Let us know how your experience with it, goes for you!


----------



## Paco Dennis (Aug 27, 2022)

So far it is behaving great. I think it is faster than the other browsers I've tried. It also lets you decide which search engine you want to use. DuckDuck Go, Bing, Google, some others. It has some very unique features also...like earning bit-coin from letting some ads through....too weird for me, but some might like to get into that aspect of it. I give it an A- so far.


----------



## Mr. Ed (Aug 28, 2022)

I use Brave, I like it


----------



## Kaila (Aug 28, 2022)

Paco Dennis said:


> So far it is behaving great. I think it is faster than the other browsers I've tried. It also lets you decide which search engine you want to use. DuckDuck Go, Bing, Google, some others. It has some very unique features also...like earning bit-coin from letting some ads through....too weird for me, but some might like to get into that aspect of it. I give it an A- so far.

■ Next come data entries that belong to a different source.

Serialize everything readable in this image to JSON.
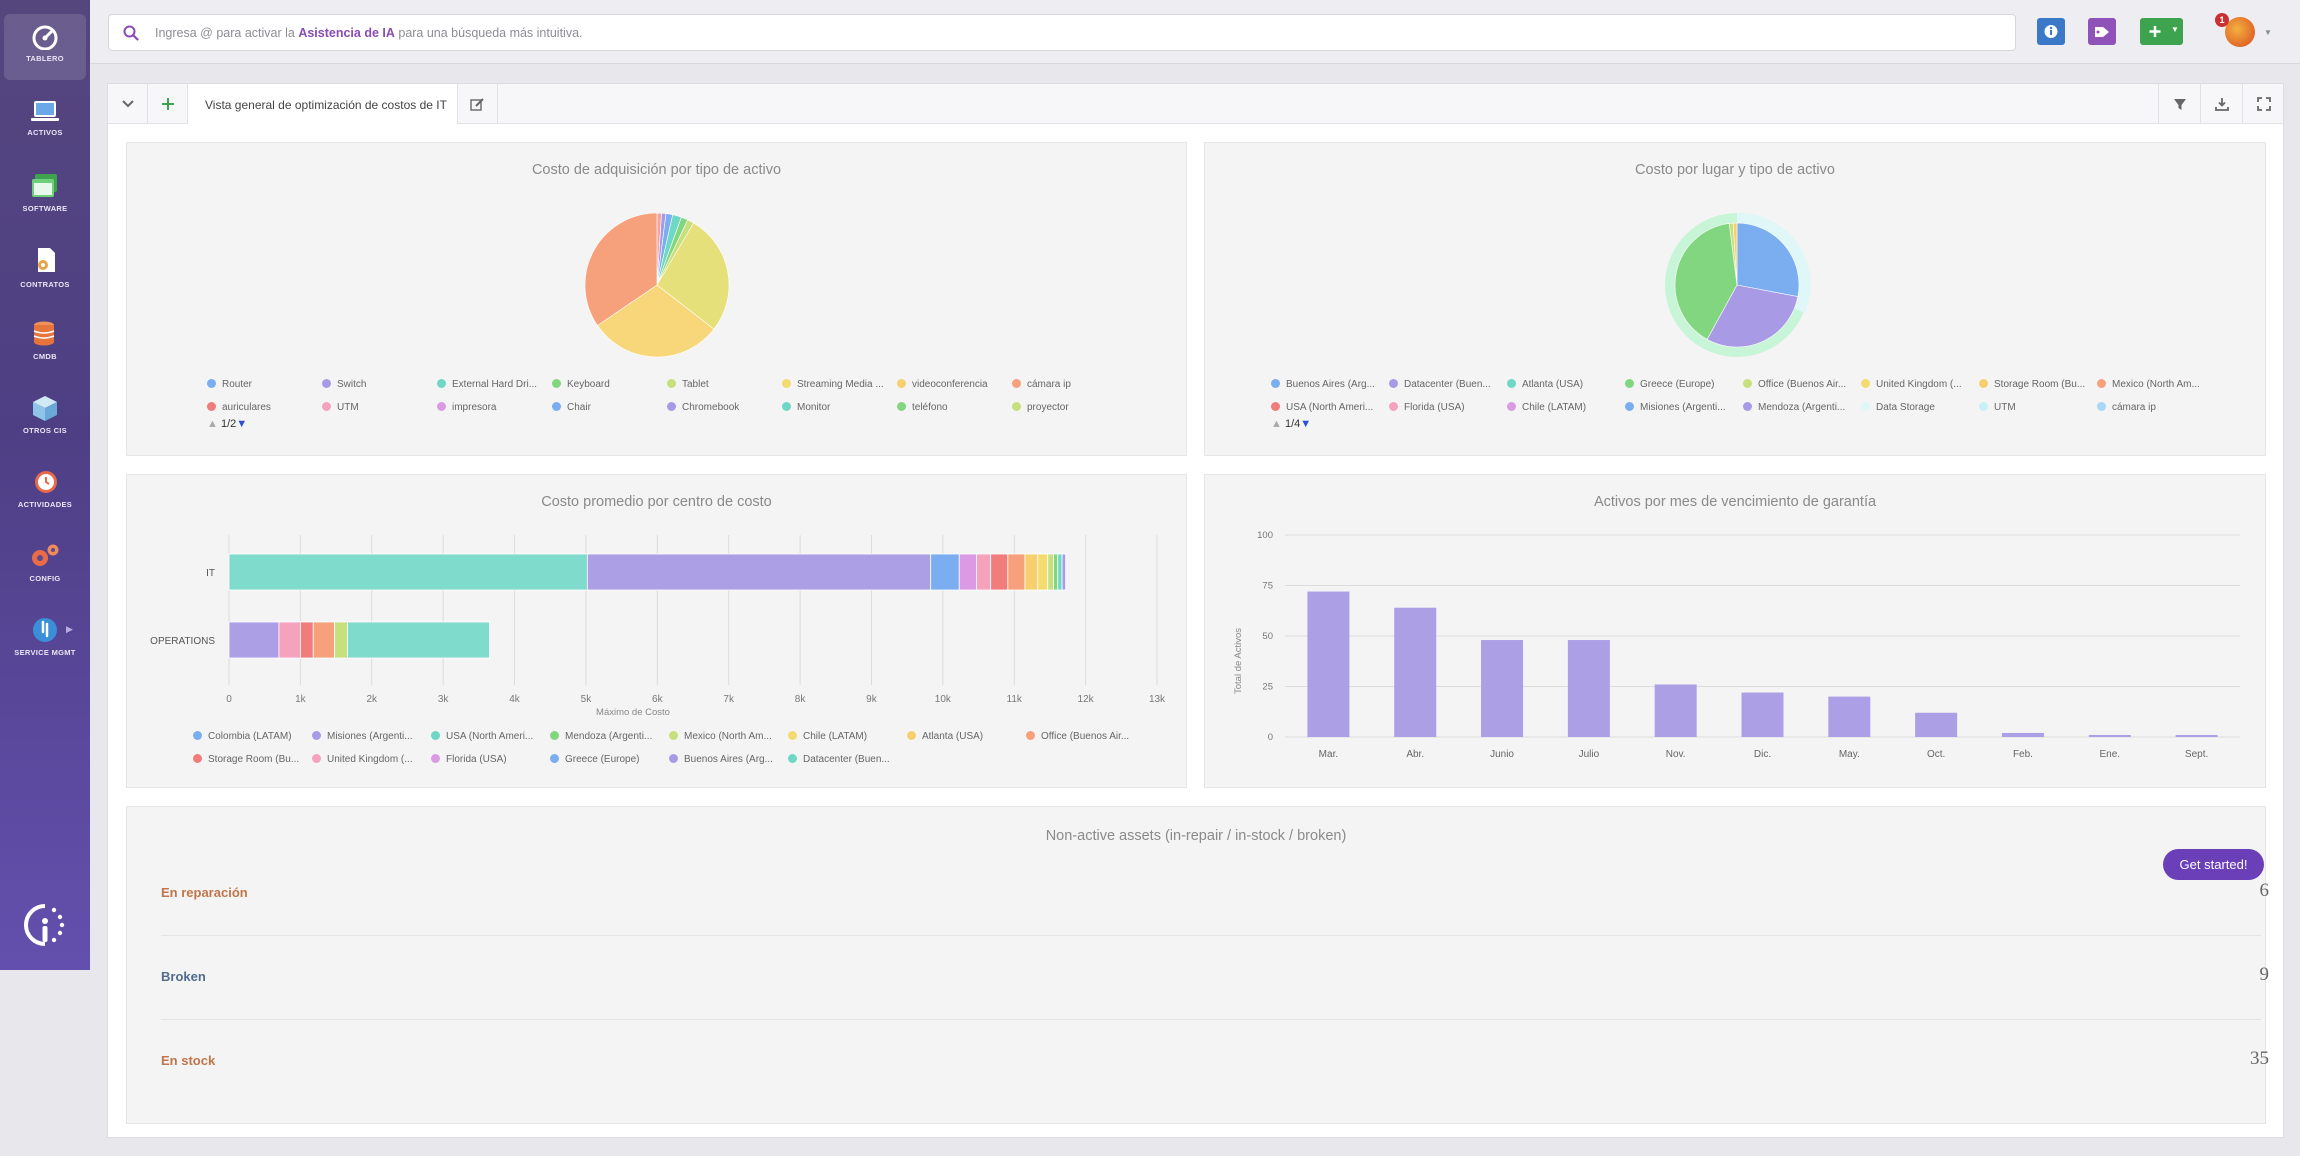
{
  "nav": [
    {
      "label": "TABLERO",
      "icon": "gauge-icon"
    },
    {
      "label": "ACTIVOS",
      "icon": "laptop-icon"
    },
    {
      "label": "SOFTWARE",
      "icon": "software-window-icon"
    },
    {
      "label": "CONTRATOS",
      "icon": "contract-icon"
    },
    {
      "label": "CMDB",
      "icon": "database-icon"
    },
    {
      "label": "OTROS CIS",
      "icon": "box-icon"
    },
    {
      "label": "ACTIVIDADES",
      "icon": "clock-icon"
    },
    {
      "label": "CONFIG",
      "icon": "gears-icon"
    },
    {
      "label": "SERVICE MGMT",
      "icon": "service-icon"
    }
  ],
  "search": {
    "prefix": "Ingresa @ para activar la ",
    "highlight": "Asistencia de IA",
    "suffix": " para una búsqueda más intuitiva."
  },
  "notifications": {
    "count": "1"
  },
  "tab": {
    "title": "Vista general de optimización de costos de IT"
  },
  "chart1": {
    "title": "Costo de adquisición por tipo de activo",
    "pager": "1/2"
  },
  "chart2": {
    "title": "Costo por lugar y tipo de activo",
    "pager": "1/4"
  },
  "chart3": {
    "title": "Costo promedio por centro de costo"
  },
  "chart4": {
    "title": "Activos por mes de vencimiento de garantía"
  },
  "nonactive": {
    "title": "Non-active assets (in-repair / in-stock / broken)",
    "rows": [
      {
        "label": "En reparación",
        "count": "6",
        "color": "#c0764a"
      },
      {
        "label": "Broken",
        "count": "9",
        "color": "#4f6c8e"
      },
      {
        "label": "En stock",
        "count": "35",
        "color": "#c0764a"
      }
    ]
  },
  "get_started": "Get started!",
  "chart_data": [
    {
      "type": "pie",
      "title": "Costo de adquisición por tipo de activo",
      "legend": [
        "Router",
        "Switch",
        "External Hard Dri...",
        "Keyboard",
        "Tablet",
        "Streaming Media ...",
        "videoconferencia",
        "cámara ip",
        "auriculares",
        "UTM",
        "impresora",
        "Chair",
        "Chromebook",
        "Monitor",
        "teléfono",
        "proyector"
      ],
      "legend_colors": [
        "#7aaef0",
        "#a99ae6",
        "#6fd8c4",
        "#82d67f",
        "#c7df7d",
        "#f3db6f",
        "#f8cf6e",
        "#f7a07c",
        "#f07c7c",
        "#f5a2bd",
        "#dd9ae4",
        "#7aaef0",
        "#a99ae6",
        "#6fd8c4",
        "#82d67f",
        "#c7df7d"
      ],
      "slices": [
        {
          "label": "External Hard Dri...",
          "value": 1,
          "color": "#f4a39e"
        },
        {
          "label": "Switch",
          "value": 1,
          "color": "#a99ae6"
        },
        {
          "label": "Router",
          "value": 1.5,
          "color": "#7aaef0"
        },
        {
          "label": "Monitor",
          "value": 2,
          "color": "#6fd8c4"
        },
        {
          "label": "Keyboard",
          "value": 1.5,
          "color": "#82d67f"
        },
        {
          "label": "Tablet",
          "value": 1.5,
          "color": "#c7df7d"
        },
        {
          "label": "Streaming Media ...",
          "value": 27,
          "color": "#e6e07a"
        },
        {
          "label": "videoconferencia",
          "value": 30,
          "color": "#f8d77a"
        },
        {
          "label": "cámara ip",
          "value": 34.5,
          "color": "#f7a07c"
        }
      ]
    },
    {
      "type": "pie",
      "title": "Costo por lugar y tipo de activo",
      "legend": [
        "Buenos Aires (Arg...",
        "Datacenter (Buen...",
        "Atlanta (USA)",
        "Greece (Europe)",
        "Office (Buenos Air...",
        "United Kingdom (...",
        "Storage Room (Bu...",
        "Mexico (North Am...",
        "USA (North Ameri...",
        "Florida (USA)",
        "Chile (LATAM)",
        "Misiones (Argenti...",
        "Mendoza (Argenti...",
        "Data Storage",
        "UTM",
        "cámara ip"
      ],
      "legend_colors": [
        "#7aaef0",
        "#a99ae6",
        "#6fd8c4",
        "#82d67f",
        "#c7df7d",
        "#f3db6f",
        "#f8cf6e",
        "#f7a07c",
        "#f07c7c",
        "#f5a2bd",
        "#dd9ae4",
        "#7aaef0",
        "#a99ae6",
        "#dff7f7",
        "#c8f0f8",
        "#a8d8f8"
      ],
      "slices": [
        {
          "label": "Buenos Aires (Arg...",
          "value": 28,
          "color": "#7aaef0"
        },
        {
          "label": "Datacenter (Buen...",
          "value": 30,
          "color": "#a99ae6"
        },
        {
          "label": "Greece (Europe)",
          "value": 40,
          "color": "#82d67f"
        },
        {
          "label": "Office (Buenos Air...",
          "value": 1,
          "color": "#c7df7d"
        },
        {
          "label": "Storage Room (Bu...",
          "value": 1,
          "color": "#f8cf6e"
        }
      ]
    },
    {
      "type": "bar",
      "orientation": "horizontal",
      "stacked": true,
      "title": "Costo promedio por centro de costo",
      "xlabel": "Máximo de Costo",
      "xlim": [
        0,
        13000
      ],
      "xticks": [
        "0",
        "1k",
        "2k",
        "3k",
        "4k",
        "5k",
        "6k",
        "7k",
        "8k",
        "9k",
        "10k",
        "11k",
        "12k",
        "13k"
      ],
      "categories": [
        "IT",
        "OPERATIONS"
      ],
      "legend": [
        "Colombia (LATAM)",
        "Misiones (Argenti...",
        "USA (North Ameri...",
        "Mendoza (Argenti...",
        "Mexico (North Am...",
        "Chile (LATAM)",
        "Atlanta (USA)",
        "Office (Buenos Air...",
        "Storage Room (Bu...",
        "United Kingdom (...",
        "Florida (USA)",
        "Greece (Europe)",
        "Buenos Aires (Arg...",
        "Datacenter (Buen..."
      ],
      "legend_colors": [
        "#7aaef0",
        "#a99ae6",
        "#6fd8c4",
        "#82d67f",
        "#c7df7d",
        "#f3db6f",
        "#f8cf6e",
        "#f7a07c",
        "#f07c7c",
        "#f5a2bd",
        "#dd9ae4",
        "#7aaef0",
        "#a99ae6",
        "#6fd8c4"
      ],
      "segments": [
        [
          {
            "value": 5020,
            "color": "#7fdccc"
          },
          {
            "value": 4810,
            "color": "#ac9fe6"
          },
          {
            "value": 400,
            "color": "#7aaef0"
          },
          {
            "value": 240,
            "color": "#dd9ae4"
          },
          {
            "value": 200,
            "color": "#f5a2bd"
          },
          {
            "value": 240,
            "color": "#f07c7c"
          },
          {
            "value": 240,
            "color": "#f7a07c"
          },
          {
            "value": 180,
            "color": "#f8cf6e"
          },
          {
            "value": 140,
            "color": "#f3db6f"
          },
          {
            "value": 80,
            "color": "#c7df7d"
          },
          {
            "value": 60,
            "color": "#82d67f"
          },
          {
            "value": 60,
            "color": "#6fd8c4"
          },
          {
            "value": 50,
            "color": "#a99ae6"
          }
        ],
        [
          {
            "value": 700,
            "color": "#ac9fe6"
          },
          {
            "value": 300,
            "color": "#f5a2bd"
          },
          {
            "value": 180,
            "color": "#f07c7c"
          },
          {
            "value": 300,
            "color": "#f7a07c"
          },
          {
            "value": 180,
            "color": "#c7df7d"
          },
          {
            "value": 1990,
            "color": "#7fdccc"
          }
        ]
      ]
    },
    {
      "type": "bar",
      "title": "Activos por mes de vencimiento de garantía",
      "ylabel": "Total de Activos",
      "ylim": [
        0,
        100
      ],
      "yticks": [
        0,
        25,
        50,
        75,
        100
      ],
      "categories": [
        "Mar.",
        "Abr.",
        "Junio",
        "Julio",
        "Nov.",
        "Dic.",
        "May.",
        "Oct.",
        "Feb.",
        "Ene.",
        "Sept."
      ],
      "values": [
        72,
        64,
        48,
        48,
        26,
        22,
        20,
        12,
        2,
        1,
        1
      ],
      "color": "#ac9fe6"
    }
  ]
}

Very interesting.  Thanks for the feedback on it.


----------



## PamfromTx (Aug 28, 2022)

Paco Dennis said:


> So far it is behaving great. I think it is faster than the other browsers I've tried. It also lets you decide which search engine you want to use. DuckDuck Go, Bing, Google, some others. It has some very unique features also...like earning bit-coin from letting some ads through....too weird for me, but some might like to get into that aspect of it. I give it an A- so far.


Hubby broke the laptop and I won't let him buy a new one.  It is beyond repairable.  GRRRRRRRRRRRRRRRRRrrr....


----------



## Flarbalard (Aug 28, 2022)

@ Paco Dennis  Thank you, I'll give it try.


----------



## Lavinia (Aug 29, 2022)

I use Brave for my Facebook page, and a different browser for my general searches. This way, I can keep the Facebook open but clear cookies after every session on the other one.


----------



## OneEyedDiva (Aug 29, 2022)

Brave is not new. I've been using it for more than a year. It has it's good points and some not so good. It has the ad blocking feature built in. I always use Brave when I'm on SF. One day it crashed so I used Chrome. I noticed ads popping up so I thought SF had added ads to get revenue or something. When Brave was up and running again, no ads on SF.  I have trouble connecting to a couple of sites when I use Brave. And I still haven't figured out how to make it so that my bookmarks are saved across devices, like with Chrome. I tried to do it for Brave but something glitchy happened twice, so I just gave up.


----------



## ManjaroKDE (Aug 29, 2022)

Delete


----------